Walking up Allen Street in Buffalo on any given morning, you might experience something different than you might experience at night.
Shawnette Richards has lived off Allen Street for a couple of years. She's seen the crowd ebb and flow. But sometimes, she says, things get a little out of control.
"Usually it's people that are drunk. [There are] fights outside the bar," Richards said. "Saturday nights, I don't really come out...the crowd...I can't do it."
Between Wadsworth and Park Street, the Allentown Association says there are 17 venues that serve alcohol. That sometimes draws more people to the party than the neighborhood's entire population. With that, comes some inherent danger.
"We're seeing people who are coming down, specifically to prey on the crowds that are here," said Jonathan White from the Allentown Association.
White says bars are often at capacity with hundreds more people free-flowing in the street.
"It creates conditions for other ratifications such as fights and other disputes," White said. "The number of 911 calls has increased exponentially and those calls are being made by people who came here to drink."
The 7 Eyewitness News I-Team went digging through documents, obtained through the Freedom of Information Law, showing each Allen Street 911 call, between January 1 and October 31, 2018.
We discovered Buffalo Police were called to Allen Street at total of 1090 times.
- 81 of those calls were for a fight or an assault
- 11 calls were at or in front of Duke's
- 10 calls were at or in front of Allen Street Hardware
- Nearly 20% were at or in front of Jim's Steakout, open until 5 a.m.
- 26 calls were for gangs
- 7 calls were for knives, guns, shootings, stabbings
- 2 calls were for rape
"Sometimes it gets to the point where the crowd is just too much and you don't want to enter there yourself," Richards said.
We asked if she was scared. "Kind of...yeah," Richards said.

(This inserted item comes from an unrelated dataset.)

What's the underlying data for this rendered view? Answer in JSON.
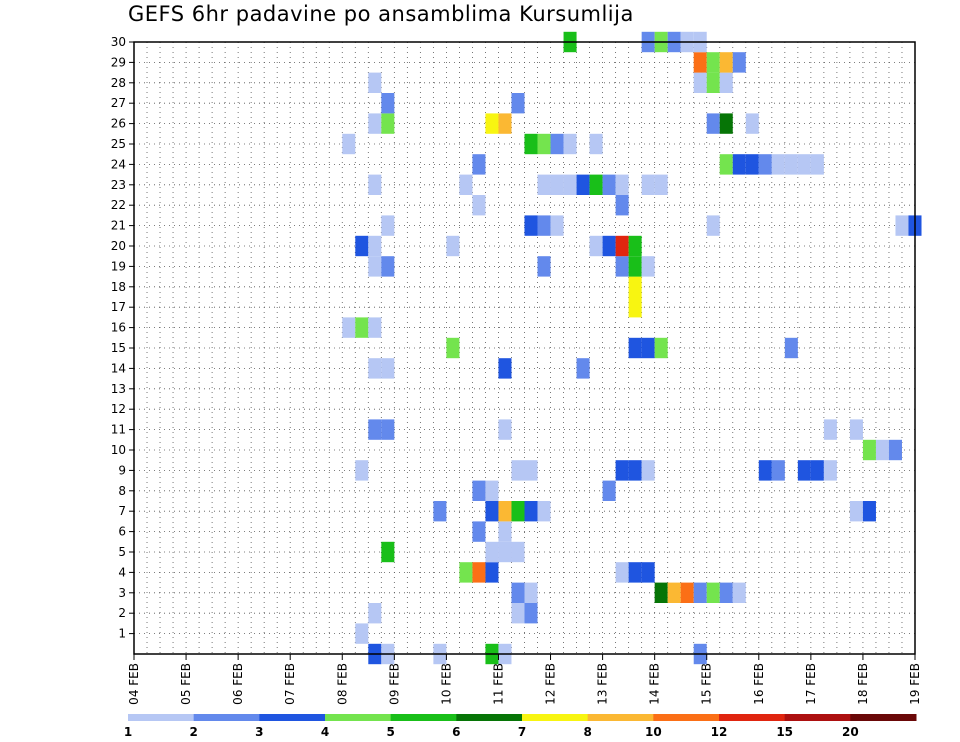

In a statement, sent to 7 Eyewitness News, the owner of Allen Street Hardware wrote in part:
Over the years we have worked closely with Buffalo Police Department, the Mayor's Office and with the Allentown Association to insure that nothing threatens the success that we have worked to attain. While there are occasional disturbances the effective communication that we have created with the Corridor's stakeholders has prevented any of the small things that have happened from escalating. There is nothing that has occurred that has in any way threatened the stability and success of our Corridor. In fact, most recent developments, namely the commitment by the mayor to create a new street-scape for the Allen Street Corridor, lead us to believe that the future of the Allen Street Corridor will be extremely bright.
One fight in particular outside Jim's Steakout and Towne Restaurant was from August, 2017. Police say they were able to respond quickly with the Allen Street detail. They were outnumbered.
"The crowd is of such a size, that with the staffing levels of the police department, they simply do not have the manpower to control the crowd that's here," White said.
There's a concern about the number of officers on Allen detail, according to a police source, especially after the August arrest of Justin Colston.
Colston faces a felony weapons charge. Police officers say they had to chase and "forcibly subdue" Colston, who had a gun, loaded with five rounds.
"I can't comment on what's going on socially right now in Buffalo," Joseph Muscato said. Muscato is representing Colston. "The one thing I can tell you is a weapon was not found on my client's person."
Police say the gun was found in an alleyway, near Allen Burger Venture.
We've learned only four officers were on Allen Street detail then, with hours reduced from 11 p.m. to 5 a.m. to 12:30 a.m. to 4:30 a.m.
That source says two more officers were added to Allen Street detail only after another gun call.
"With the large crowds that are coming to the Allentown section, especially on the weekends, Buffalo police have increased foot patrols," a spokesman said via text.
When asked about foot patrols being increased from four to six officers, the spokesman said, "As you know, due to safety and security reasons, the department does not release specific manpower numbers."
"I suppose it's never enough," Councilman David Franczyk said. "Is it working? It's better than if you didn't have them."
Franczyk, who represents the area, says too many bars are to blame. He's tried to stop establishments from getting liquor licenses, but has failed.
"The other options are attempting to enforce our Special Use Permits and only give those that aren't a threat to public safety and try to fight it in court," Franczyk said. "Other than that, there's not much we can do."
Now, days before the biggest party night of the year, Thanksgiving Eve, Franczyk says police will have help dealing with the consequences of the crowds, rather than dealing with the root cause.
Over the last six months, we've learned Buffalo police arrested nearly 60 people. Almost half, they say, have been for disorderly conduct, drugs and theft. Six have been for assault.
Police say they are working with the State Liquor Authority and the Buffalo Fire Marshal to increase safety on Allen Street.